En 1981, los demonólogos Ed y Lorraine Warren documentan el exorcismo de David Glatzel, un niño de 8 años, al que asisten su familia, su hermana Debbie, el novio de ésta, Arne Johnson, y el padre Gordon, en la ciudad de Brookfield, Connecticut. Durante el exorcismo, Arne invita al demonio a entrar en su cuerpo en lugar del de David, para liberar al niño de su carga. Ed es testigo de cómo el demonio se transporta del cuerpo de David al de Arne mientras éste sufre un ataque al corazón y es trasladado a un hospital en estado comatoso.

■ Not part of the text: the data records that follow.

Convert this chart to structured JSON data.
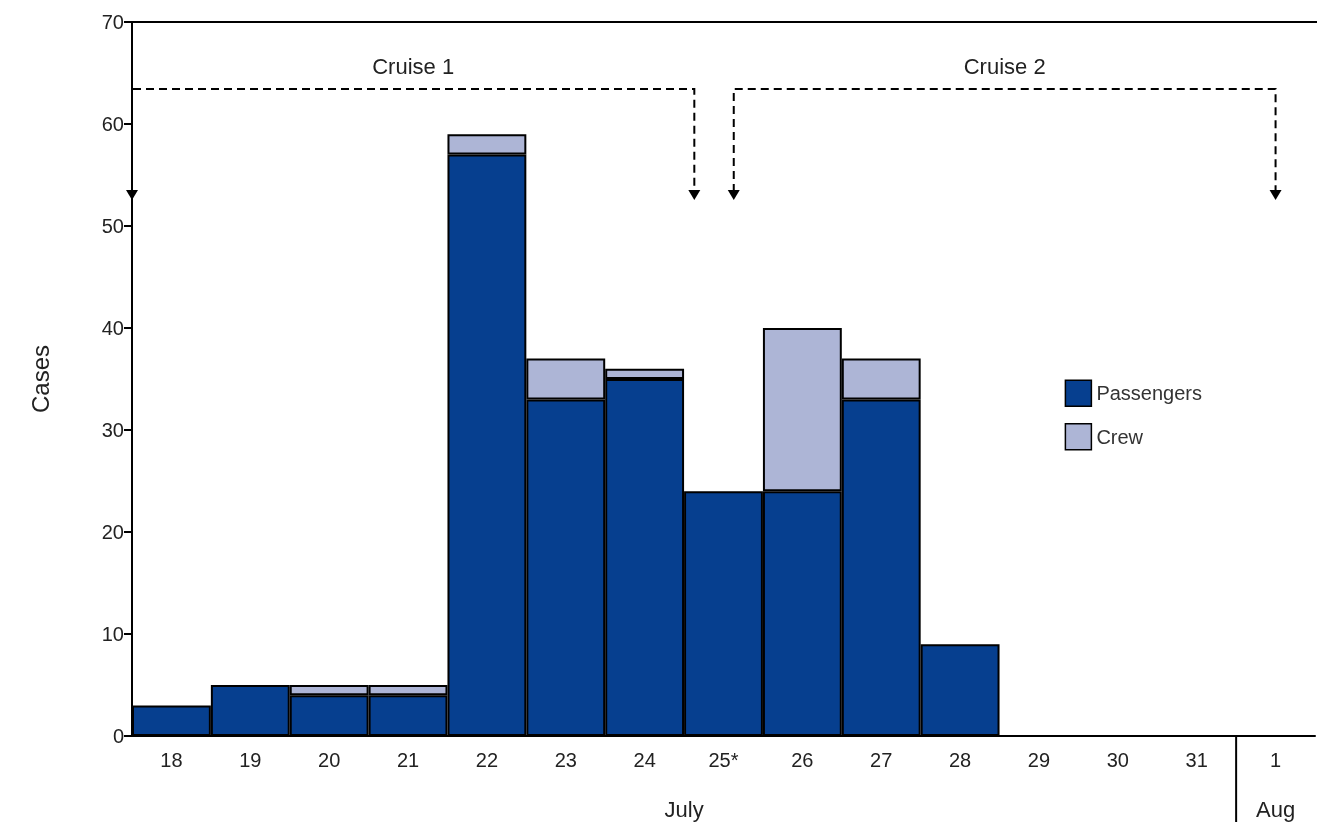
{
  "chart_data": {
    "type": "bar",
    "stacked": true,
    "ylabel": "Cases",
    "xlabel": "July",
    "categories": [
      "18",
      "19",
      "20",
      "21",
      "22",
      "23",
      "24",
      "25*",
      "26",
      "27",
      "28",
      "29",
      "30",
      "31",
      "1"
    ],
    "series": [
      {
        "name": "Passengers",
        "color": "#063f8f",
        "values": [
          3,
          5,
          4,
          4,
          57,
          33,
          35,
          24,
          24,
          33,
          9,
          null,
          null,
          null,
          null
        ]
      },
      {
        "name": "Crew",
        "color": "#adb5d6",
        "values": [
          null,
          null,
          1,
          1,
          2,
          4,
          1,
          null,
          16,
          4,
          null,
          null,
          null,
          null,
          null
        ]
      }
    ],
    "ylim": [
      0,
      70
    ],
    "yticks": [
      0,
      10,
      20,
      30,
      40,
      50,
      60,
      70
    ],
    "grid": false,
    "legend": "right",
    "annotations": [
      "Cruise 1",
      "Cruise 2",
      "Aug"
    ]
  }
}
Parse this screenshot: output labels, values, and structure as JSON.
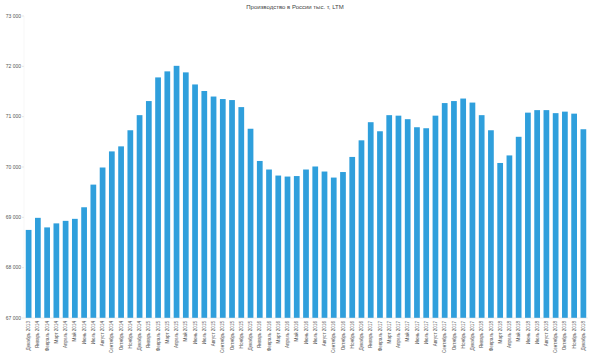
{
  "chart_data": {
    "type": "bar",
    "title": "Производство в России тыс. т, LTM",
    "categories": [
      "Декабрь 2013",
      "Январь 2014",
      "Февраль 2014",
      "Март 2014",
      "Апрель 2014",
      "Май 2014",
      "Июнь 2014",
      "Июль 2014",
      "Август 2014",
      "Сентябрь 2014",
      "Октябрь 2014",
      "Ноябрь 2014",
      "Декабрь 2014",
      "Январь 2015",
      "Февраль 2015",
      "Март 2015",
      "Апрель 2015",
      "Май 2015",
      "Июнь 2015",
      "Июль 2015",
      "Август 2015",
      "Сентябрь 2015",
      "Октябрь 2015",
      "Ноябрь 2015",
      "Декабрь 2015",
      "Январь 2016",
      "Февраль 2016",
      "Март 2016",
      "Апрель 2016",
      "Май 2016",
      "Июнь 2016",
      "Июль 2016",
      "Август 2016",
      "Сентябрь 2016",
      "Октябрь 2016",
      "Ноябрь 2016",
      "Декабрь 2016",
      "Январь 2017",
      "Февраль 2017",
      "Март 2017",
      "Апрель 2017",
      "Май 2017",
      "Июнь 2017",
      "Июль 2017",
      "Август 2017",
      "Сентябрь 2017",
      "Октябрь 2017",
      "Ноябрь 2017",
      "Декабрь 2017",
      "Январь 2018",
      "Февраль 2018",
      "Март 2018",
      "Апрель 2018",
      "Май 2018",
      "Июнь 2018",
      "Июль 2018",
      "Август 2018",
      "Сентябрь 2018",
      "Октябрь 2018",
      "Ноябрь 2018",
      "Декабрь 2018"
    ],
    "values": [
      68750,
      68990,
      68800,
      68880,
      68930,
      68970,
      69200,
      69650,
      69990,
      70310,
      70410,
      70730,
      71030,
      71310,
      71780,
      71900,
      72010,
      71880,
      71640,
      71510,
      71400,
      71350,
      71330,
      71190,
      70760,
      70120,
      69950,
      69830,
      69810,
      69820,
      69950,
      70010,
      69910,
      69790,
      69900,
      70200,
      70530,
      70890,
      70710,
      71030,
      71020,
      70950,
      70790,
      70770,
      71020,
      71270,
      71310,
      71360,
      71280,
      71030,
      70730,
      70080,
      70230,
      70600,
      71080,
      71130,
      71130,
      71070,
      71100,
      71060,
      70750
    ],
    "color": "#2f9fdc",
    "ylim": [
      67000,
      73000
    ],
    "yticks": [
      {
        "value": 67000,
        "label": "67 000"
      },
      {
        "value": 68000,
        "label": "68 000"
      },
      {
        "value": 69000,
        "label": "69 000"
      },
      {
        "value": 70000,
        "label": "70 000"
      },
      {
        "value": 71000,
        "label": "71 000"
      },
      {
        "value": 72000,
        "label": "72 000"
      },
      {
        "value": 73000,
        "label": "73 000"
      }
    ],
    "grid": false
  }
}
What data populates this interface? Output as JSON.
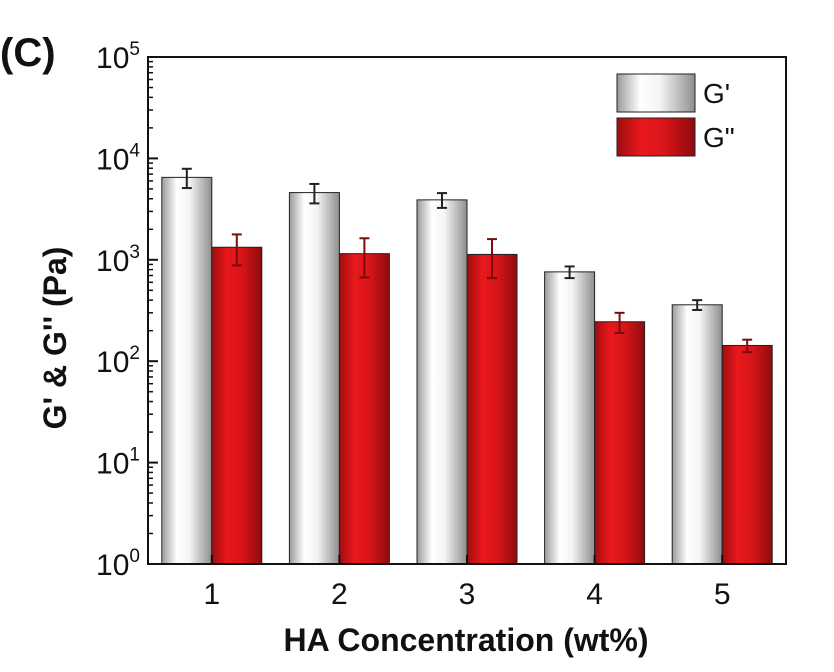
{
  "panel_label": "(C)",
  "chart_data": {
    "type": "bar",
    "xlabel": "HA Concentration (wt%)",
    "ylabel": "G' & G'' (Pa)",
    "categories": [
      "1",
      "2",
      "3",
      "4",
      "5"
    ],
    "y_scale": "log",
    "ylim": [
      1,
      100000
    ],
    "y_ticks": [
      {
        "value": 1,
        "base": "10",
        "exp": "0"
      },
      {
        "value": 10,
        "base": "10",
        "exp": "1"
      },
      {
        "value": 100,
        "base": "10",
        "exp": "2"
      },
      {
        "value": 1000,
        "base": "10",
        "exp": "3"
      },
      {
        "value": 10000,
        "base": "10",
        "exp": "4"
      },
      {
        "value": 100000,
        "base": "10",
        "exp": "5"
      }
    ],
    "grid": false,
    "legend_position": "top-right",
    "series": [
      {
        "name": "G'",
        "color": "#d6d6d6",
        "error_color": "#222222",
        "values": [
          6500,
          4600,
          3900,
          760,
          360
        ],
        "errors": [
          1400,
          1000,
          650,
          100,
          40
        ]
      },
      {
        "name": "G\"",
        "color": "#d31418",
        "error_color": "#7a0c0c",
        "values": [
          1330,
          1150,
          1130,
          245,
          143
        ],
        "errors": [
          450,
          480,
          470,
          55,
          20
        ]
      }
    ]
  }
}
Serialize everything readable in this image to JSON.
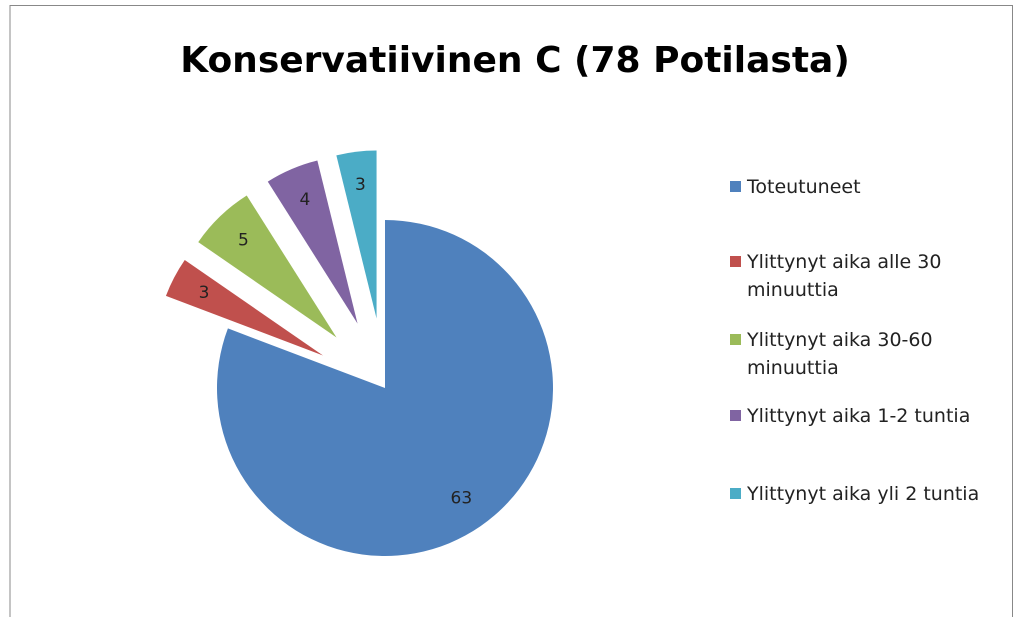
{
  "chart_data": {
    "type": "pie",
    "title": "Konservatiivinen C (78 Potilasta)",
    "categories": [
      "Toteutuneet",
      "Ylittynyt aika alle 30 minuuttia",
      "Ylittynyt aika 30-60 minuuttia",
      "Ylittynyt aika 1-2 tuntia",
      "Ylittynyt aika yli 2 tuntia"
    ],
    "values": [
      63,
      3,
      5,
      4,
      3
    ],
    "colors": [
      "#4f81bd",
      "#c0504d",
      "#9bbb59",
      "#8064a2",
      "#4bacc6"
    ]
  }
}
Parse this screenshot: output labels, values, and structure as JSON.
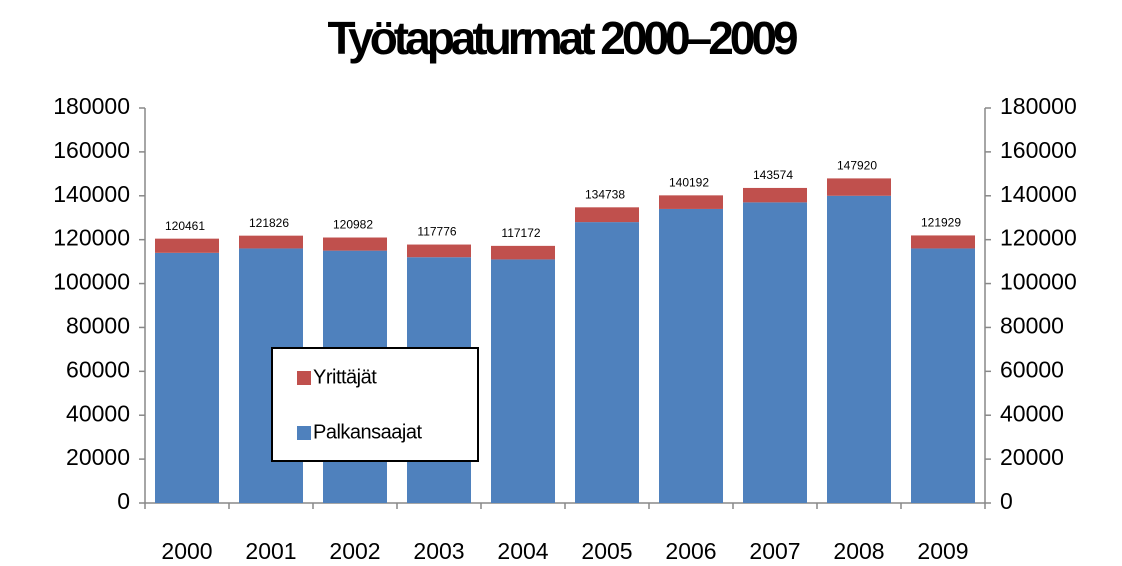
{
  "chart_data": {
    "type": "stacked-bar",
    "title": "Työtapaturmat 2000–2009",
    "categories": [
      "2000",
      "2001",
      "2002",
      "2003",
      "2004",
      "2005",
      "2006",
      "2007",
      "2008",
      "2009"
    ],
    "series": [
      {
        "name": "Palkansaajat",
        "color": "#4f81bd",
        "values": [
          114000,
          116000,
          115000,
          112000,
          111000,
          128000,
          134000,
          137000,
          140000,
          116000
        ]
      },
      {
        "name": "Yrittäjät",
        "color": "#c0504d",
        "values": [
          6461,
          5826,
          5982,
          5776,
          6172,
          6738,
          6192,
          6574,
          7920,
          5929
        ]
      }
    ],
    "totals": [
      120461,
      121826,
      120982,
      117776,
      117172,
      134738,
      140192,
      143574,
      147920,
      121929
    ],
    "ylim": [
      0,
      180000
    ],
    "yticks": [
      0,
      20000,
      40000,
      60000,
      80000,
      100000,
      120000,
      140000,
      160000,
      180000
    ],
    "y2lim": [
      0,
      180000
    ],
    "y2ticks": [
      0,
      20000,
      40000,
      60000,
      80000,
      100000,
      120000,
      140000,
      160000,
      180000
    ],
    "legend": "inside-left"
  }
}
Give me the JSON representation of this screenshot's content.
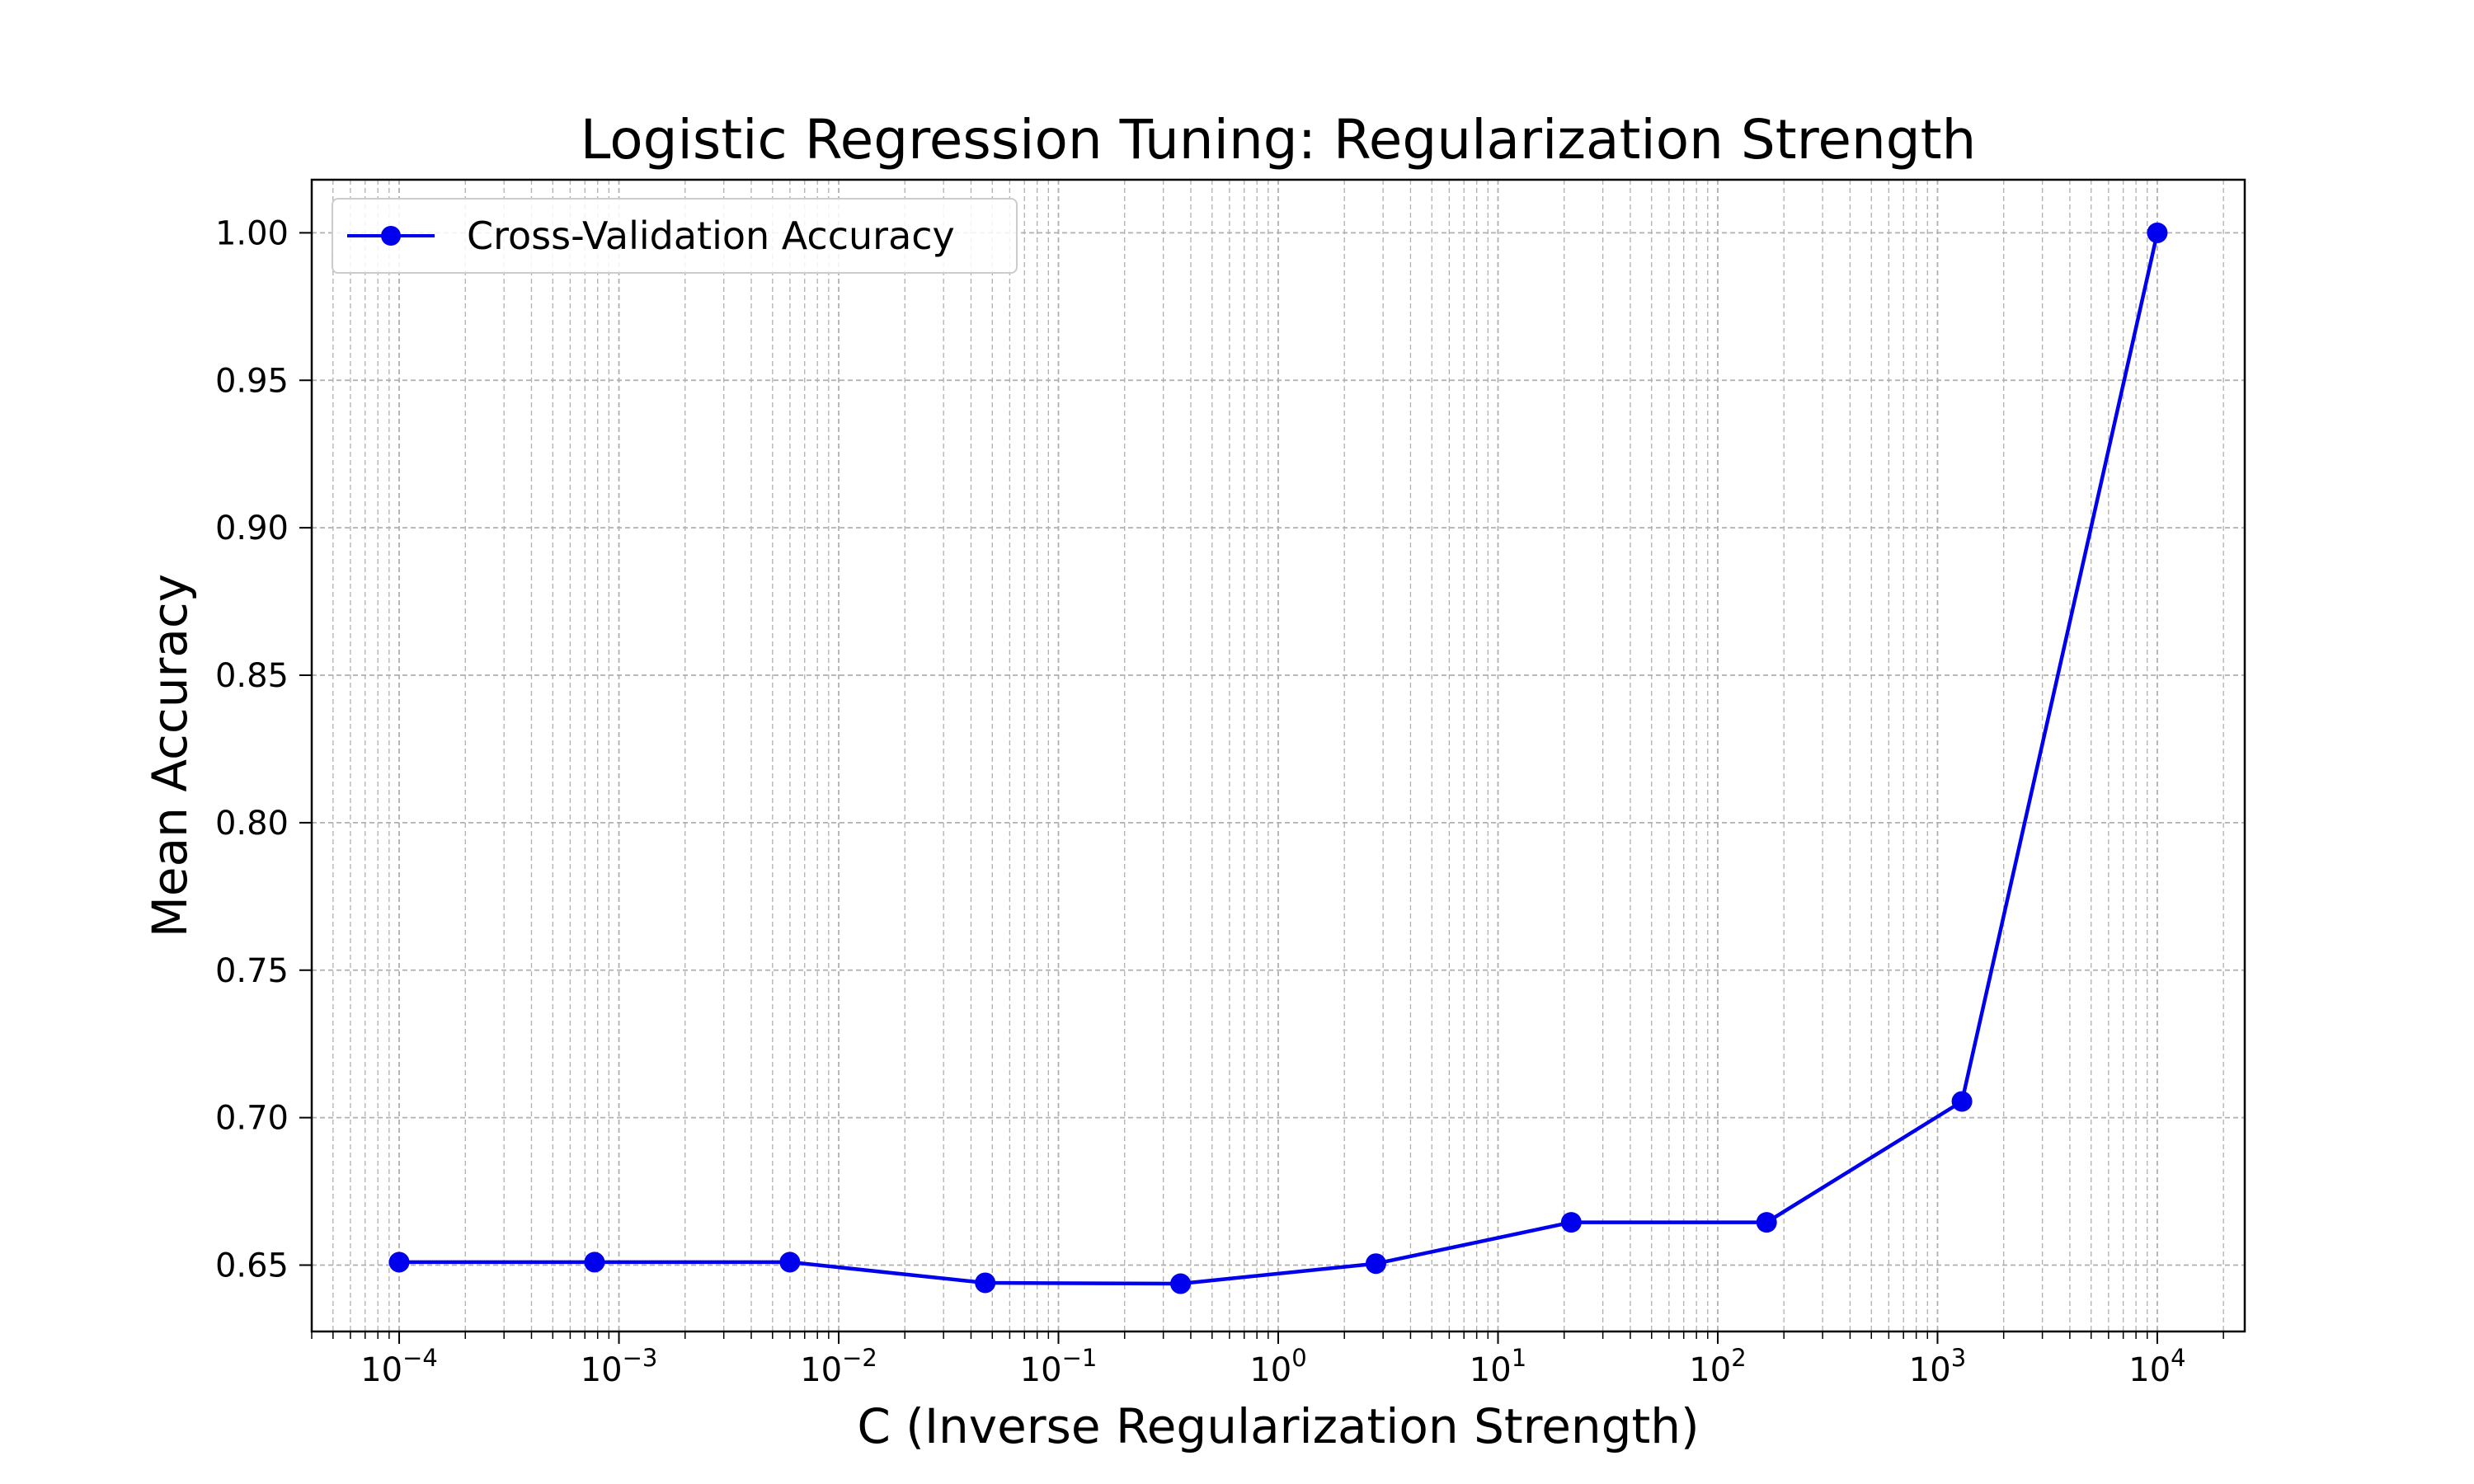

Al mes siguiente, Ed se despierta en el hospital y le revela a Lorraine que fue testigo de la entrada del demonio en el cuerpo de Arne. Ella envía a la policía a la perrera y les advierte que allí ocurrirá una tragedia. Arne y Debbie regresan a su apartamento situado encima de una perrera donde trabaja Debbie. Tras sentirse mal, Arne asesina a su casero, Bruno Sauls, apuñalándolo 22 veces bajo la influencia de una posesión demoníaca. Con el apoyo de los Warren, su caso se convierte en el primer juicio por asesinato en Estados Unidos en el que se alega la posesión demoníaca como defensa, lo que da lugar al inicio de una investigación sobre la posesión original de David. Más tarde, los Warren descubren una maldición satánica transmitida a través de un tótem de bruja, y se reúnen con Kastner, un ex sacerdote que anteriormente trató con la secta de los Discípulos del Carnero. Él les dice que un ocultista había dejado intencionadamente el tótem, lo que provocó la creación de una maldición sobre los Glatzel, causando la posesión de David.